Она чувствовала, что он все еще плывет по волнам воспоминаний, и содрогалась, зная, какие ужасы сейчас являются ему. Авалон отчаянно хотелось помочь ему, спасти, облегчить его страдания. Маркус не заслужил таких мук. Но как же станет она защищать то, что прежде ненавидела всей душой, не признавая даже, что оно существует?

«Не лги», — прошептала химера.

Вот перед ней Маркус, ее муж, и она поклялась, что всегда будет с ним душой и телом. Смалодушничать сейчас было бы преступлением.

Авалон подняла голову, снизу вверх заглянула в его лицо.

— То, что ты рассказал, не может отвратить меня от тебя. Хорошо, что ты открылся мне до конца. Бальтазар был прав — я должна была услышать все это.

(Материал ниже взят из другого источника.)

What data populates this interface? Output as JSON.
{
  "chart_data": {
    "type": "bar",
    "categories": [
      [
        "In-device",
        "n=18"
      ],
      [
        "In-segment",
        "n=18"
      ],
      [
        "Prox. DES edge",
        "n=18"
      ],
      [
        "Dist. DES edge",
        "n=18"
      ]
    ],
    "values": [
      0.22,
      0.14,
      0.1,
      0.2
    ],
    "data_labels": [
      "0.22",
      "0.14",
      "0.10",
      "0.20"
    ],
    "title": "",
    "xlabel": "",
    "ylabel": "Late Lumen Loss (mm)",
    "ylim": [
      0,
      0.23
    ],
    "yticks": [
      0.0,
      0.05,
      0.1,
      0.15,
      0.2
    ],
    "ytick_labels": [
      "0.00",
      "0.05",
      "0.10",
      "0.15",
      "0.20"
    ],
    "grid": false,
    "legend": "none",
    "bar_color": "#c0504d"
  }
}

— Он спас меня. В том монастыре он был только гостем, паломником, нашедшим приют в пути. Узнав, что случилось, он вступился за меня, а когда его не послушали, он просто похитил меня, увез оттуда и спас мне жизнь. Он привез меня к себе на родину, в страну, которая зовется Испания. Я долго пробыл там. Я был сыт по горло войной и смертью и вернулся в Дамаск только затем, чтобы выполнить свой долг перед Трюгве. Потом Бальтазар убедил меня уехать, покинуть Святую Землю.

— Он хороший человек, — сказала Авалон.

— Да. — Маркус смолк, погрузившись в свои мысли, затем бережно погладил ее перевязанную руку. — И ты, суженая моя, ты тоже хорошая. Я знаю.

Авалон отвернулась, но белая полоса повязки все равно маячила перед ее глазами, напоминая о том, что она предпочла бы забыть.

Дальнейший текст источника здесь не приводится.